SDM yang banyak tidak ada manfaatnya jikalau masing-masing kelompok menganut prinsip ashobiyah, dan jauh dari ukhuwah. Hadist Rasul SAW menggambarkan hal ini, akan datang suatu zaman dimana umat Islam itu mayoritas tapi diperebutkan oleh musuh-musuh Islam bagai orang memperebut hidangan.

Generasi Sahabat merupakan contoh terbaik dalam menghadapi praktek-praktek ashobiyah. Ketika para sahabat memperkenal diri dengan Bin Fulan dan dan masing-masing memperkenalkan diri dari suku mana. Abu Bakar Ash Shiddiq as memperkenalkan diri dengan pernyataan berikut : Abu Bakar bin Islam, minal Islam. Abu Bakar putra Islam dari Suku Islam.

Ketika salah seorang sahabat memanggil Bilal bin Rabah denang sebutan “bin Habsyi”, putra dari suku Habsy. Rasul SAW merah padam mukanya, seraya beliau berkata, “kenapa dalam diri kalian masih ada sifat2 jahiliyah.”

Islam mengakui ada pertalian darah karenanya basis waris itu adalah pertalian darah. Tapi pertalian Islam jauh lebih kuat dibanding pertalian darah. Islam adalah primary condition. Pertalian darah sifatnya hanya arbiter, tidak sampai pada sufficent condition.

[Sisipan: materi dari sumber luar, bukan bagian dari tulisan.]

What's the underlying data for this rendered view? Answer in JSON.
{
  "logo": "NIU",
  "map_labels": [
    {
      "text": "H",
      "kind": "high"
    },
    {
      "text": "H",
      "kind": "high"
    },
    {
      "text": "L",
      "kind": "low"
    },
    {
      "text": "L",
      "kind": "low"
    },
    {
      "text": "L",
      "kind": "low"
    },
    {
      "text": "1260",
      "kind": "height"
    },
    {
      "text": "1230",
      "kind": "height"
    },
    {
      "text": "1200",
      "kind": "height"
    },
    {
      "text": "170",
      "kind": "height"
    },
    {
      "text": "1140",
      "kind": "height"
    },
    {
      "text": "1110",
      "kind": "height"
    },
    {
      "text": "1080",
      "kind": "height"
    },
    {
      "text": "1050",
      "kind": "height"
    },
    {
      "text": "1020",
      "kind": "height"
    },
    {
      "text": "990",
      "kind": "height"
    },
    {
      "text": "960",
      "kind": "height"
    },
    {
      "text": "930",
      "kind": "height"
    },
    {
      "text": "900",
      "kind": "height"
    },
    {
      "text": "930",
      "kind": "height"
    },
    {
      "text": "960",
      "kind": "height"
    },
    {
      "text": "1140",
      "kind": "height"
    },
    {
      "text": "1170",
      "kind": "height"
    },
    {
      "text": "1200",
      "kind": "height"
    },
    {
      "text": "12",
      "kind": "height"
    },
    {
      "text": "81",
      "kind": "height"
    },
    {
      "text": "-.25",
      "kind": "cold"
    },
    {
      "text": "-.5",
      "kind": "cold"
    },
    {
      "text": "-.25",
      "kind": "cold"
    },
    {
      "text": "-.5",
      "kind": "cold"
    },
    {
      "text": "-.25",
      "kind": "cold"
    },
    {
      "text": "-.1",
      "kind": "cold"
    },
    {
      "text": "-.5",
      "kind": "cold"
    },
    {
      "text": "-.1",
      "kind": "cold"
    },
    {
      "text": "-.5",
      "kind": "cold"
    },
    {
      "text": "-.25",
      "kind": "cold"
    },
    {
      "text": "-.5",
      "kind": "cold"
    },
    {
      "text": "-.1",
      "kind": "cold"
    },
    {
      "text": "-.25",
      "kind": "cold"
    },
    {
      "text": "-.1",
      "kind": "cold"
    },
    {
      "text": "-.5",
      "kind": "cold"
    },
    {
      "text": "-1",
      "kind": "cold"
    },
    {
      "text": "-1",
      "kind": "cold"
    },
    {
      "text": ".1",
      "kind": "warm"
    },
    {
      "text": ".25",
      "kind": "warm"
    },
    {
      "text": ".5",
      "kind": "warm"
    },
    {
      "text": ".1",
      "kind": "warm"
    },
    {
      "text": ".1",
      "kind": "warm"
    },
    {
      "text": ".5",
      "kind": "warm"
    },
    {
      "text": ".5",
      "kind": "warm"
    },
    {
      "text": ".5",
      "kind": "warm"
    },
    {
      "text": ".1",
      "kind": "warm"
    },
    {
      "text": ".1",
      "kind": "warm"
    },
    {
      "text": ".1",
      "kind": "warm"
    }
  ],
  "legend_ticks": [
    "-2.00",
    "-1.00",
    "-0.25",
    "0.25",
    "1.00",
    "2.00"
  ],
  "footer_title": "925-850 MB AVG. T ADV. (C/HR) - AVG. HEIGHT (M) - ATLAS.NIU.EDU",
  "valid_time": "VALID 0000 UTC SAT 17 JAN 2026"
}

Itu sebabnya ketika ada “conflict of values” antar nilai-nilai Islam dengan nilai-nilai kesukuan, yang harus menang adalah nilai-nilai Islam, bukan nilai-nilai kesukuan atau nilai-nilai ashobiyah. Hal ini juga menjadi dasar hukum waris. Syarat menerima warisan adalah Muslim/Islam. Kalau di dalam garis keturunan ada yang beragama non Islam (murtad), dia tidak berhak lagi atas warisan dari anggota keluarga yang muslim. Karena Islam lebih utama dibanding garis keturunan/kesukuan.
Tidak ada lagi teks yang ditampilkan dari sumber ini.